How is GTN monitored?

A

Serial B hCG is monitored until level drops to 0. No pregnancy for 1 year.

72
Q

What is it called when the placenta attachment is over the cervical os? Name 3 types.

A

Placenta previa. Complete, partial, marginal.

73
Q

What arethe s/s of placenta previa?

A

Painless vaginal bleeding and fetal distress.

74
Q

How is this diagnosed and what is most important to remember about treatment?

A

Diagnosed by ultrasound. No digital exams!!! Cesarean birth.

75
Q

What is placental abruption?

A

Premature separation of the placenta. Grades 1, 2, 3.

76
Q

What are the s/s of placental abruption?

A

Painful bleeding, uterine contractions, abnormal FHR.

77
Q

In abruptio placentae, what are the mother and baby at risk for?

A

Mother - hemorrhage #1 cause of death. Fetus - hypoxia, pre term birth, IUGR, high risk for neurological defects.

78
Q

What is velamentous cord insertion? Risks?

A

Cord doesn’t insert directly into placenta. Vessels can tear causing stillbirth.

79
Q

Name 2 clotting problems that, if not treated, can cause bleeding during pregnancy.

A

DIC and Von Willenbrand’s disease. VW is a type of hemophilia that affects women.

80
Q

During trauma, blood is shunted to vital organ to insure survival. Does this include the uterus?

A

No.

81
Q

If a pregnant woman was in an auto accident, when might you expect abruption to occur?

A

24-48 hours later.

82
Q

What is the leading cause of mortality during pregnancy?

A

Hypertensive disorders.

83
Q

What causes preeclampsia?

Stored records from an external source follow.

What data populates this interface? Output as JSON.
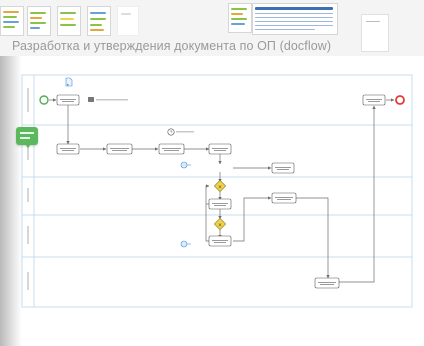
{
  "page": {
    "title": "Разработка и утверждения документа по ОП (docflow)"
  },
  "colors": {
    "lane_border": "#c9dced",
    "flow_line": "#6e6e6e",
    "start_event": "#4caf50",
    "end_event": "#e53935",
    "gateway": "#f0d24c",
    "tag": "#5cb85c",
    "link": "#4a90d9"
  },
  "icons": [
    "timer-icon",
    "message-icon",
    "document-icon",
    "tag-icon"
  ]
}
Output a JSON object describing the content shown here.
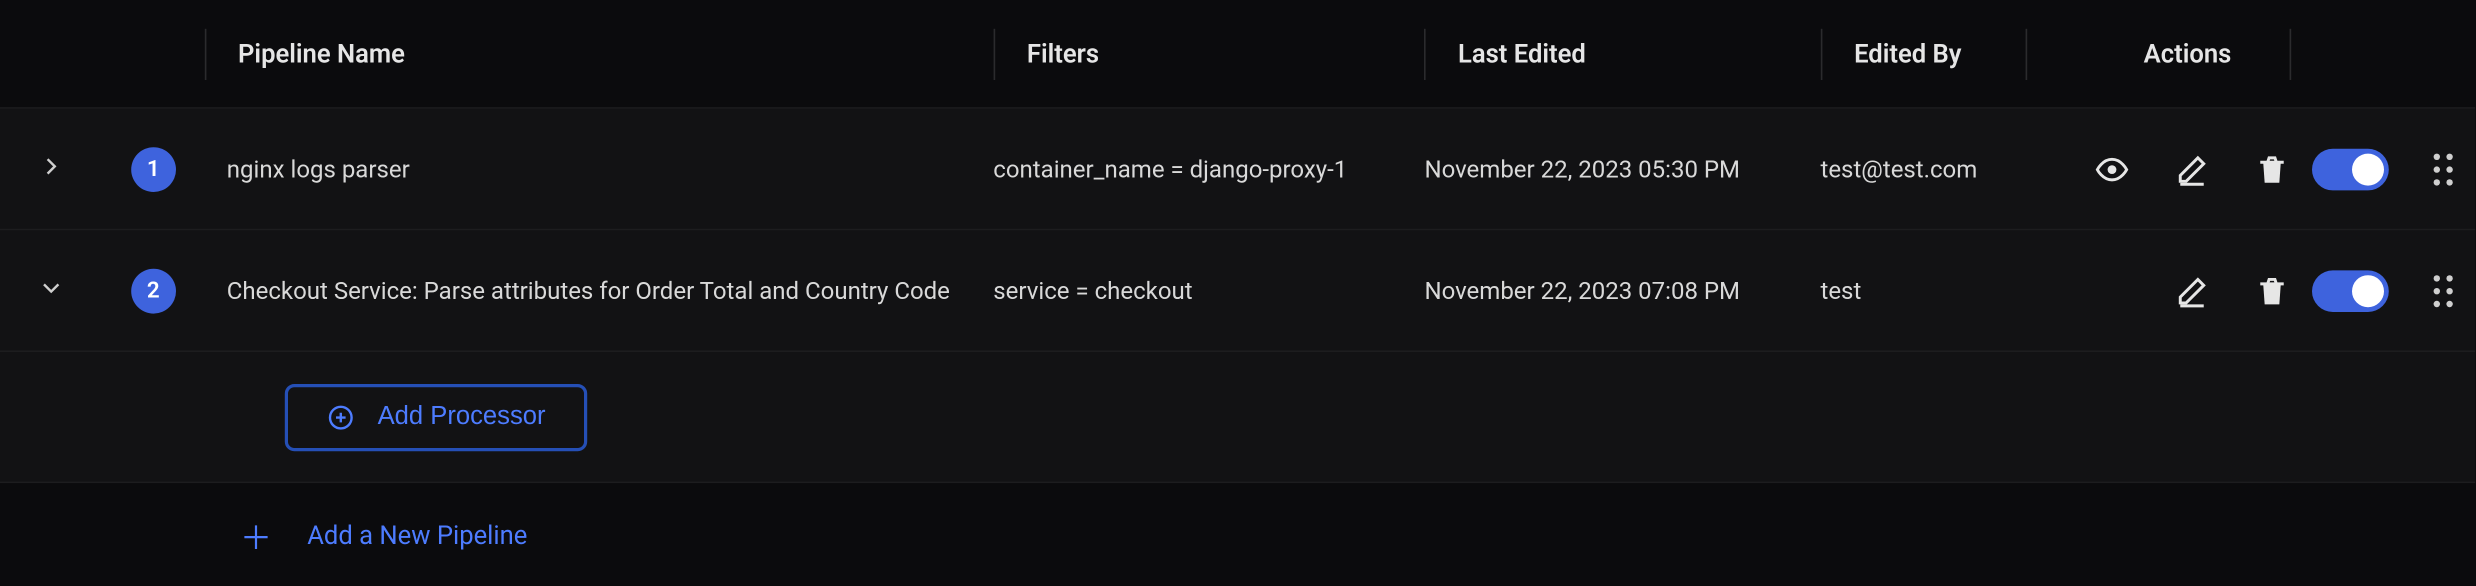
{
  "columns": {
    "name": "Pipeline Name",
    "filters": "Filters",
    "lastEdited": "Last Edited",
    "editedBy": "Edited By",
    "actions": "Actions"
  },
  "rows": [
    {
      "index": "1",
      "expanded": false,
      "name": "nginx logs parser",
      "filter": "container_name = django-proxy-1",
      "lastEdited": "November 22, 2023 05:30 PM",
      "editedBy": "test@test.com",
      "hasEye": true
    },
    {
      "index": "2",
      "expanded": true,
      "name": "Checkout Service: Parse attributes for Order Total and Country Code",
      "filter": "service = checkout",
      "lastEdited": "November 22, 2023 07:08 PM",
      "editedBy": "test",
      "hasEye": false
    }
  ],
  "addProcessor": "Add Processor",
  "addPipeline": "Add a New Pipeline"
}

Are there tests that can reliably predict it?

A

The cause is unknown and there are no tests to predict it.

84
Q

Do the pathologic changes of preeclampsia/eclampsia happen suddenly at the first sign of symptoms?

A

No. They happen well in advance and are multisystem in nature.

85
Q

What kind of therapeutic interventions are done for preeclampsia?

A

Palliative-bedrest and diet. Underlying pathology continues.

86
Q

What part of the preeclampsia/eclampsia progression is considered life threatening?

A

HELLP syndrome, which usually becomes apparent in 3rd trimester.

87
Q

What drug is used for eclampsia, what is it’s antidote?

A

Magnesium sulphate, an anticonvulsant. Calcium gluconate. Monitor carefully!!!

88
Q

What is the intent of emergency intervention for eclampsia?

A

Prevent self-injury, ensure adequate O2, reduce aspiration risk, control with MS04.

89
Q

What is another significant cause of maternal and infant mortality?

A

Ectopic pregnancy.

90
Q

What differentiates abruptio placentae and placenta previa?

A

Previa = painless bleeding, tonicity normal. Abruptio = painful bleeding, tonicity, rigid uterus and abdomen

91
Q

What is the most common cause of death among US women of childbearing age?

A

Trauma from accidents.

92
Q

What does fetal survival depend on?

A

Maternal survival.

93
Q

What is minor trauma during pregnancy associated with?

A

Major complications of pregnancy - abruptio, hemorrhage, pre term labor and/or birth, fetal death.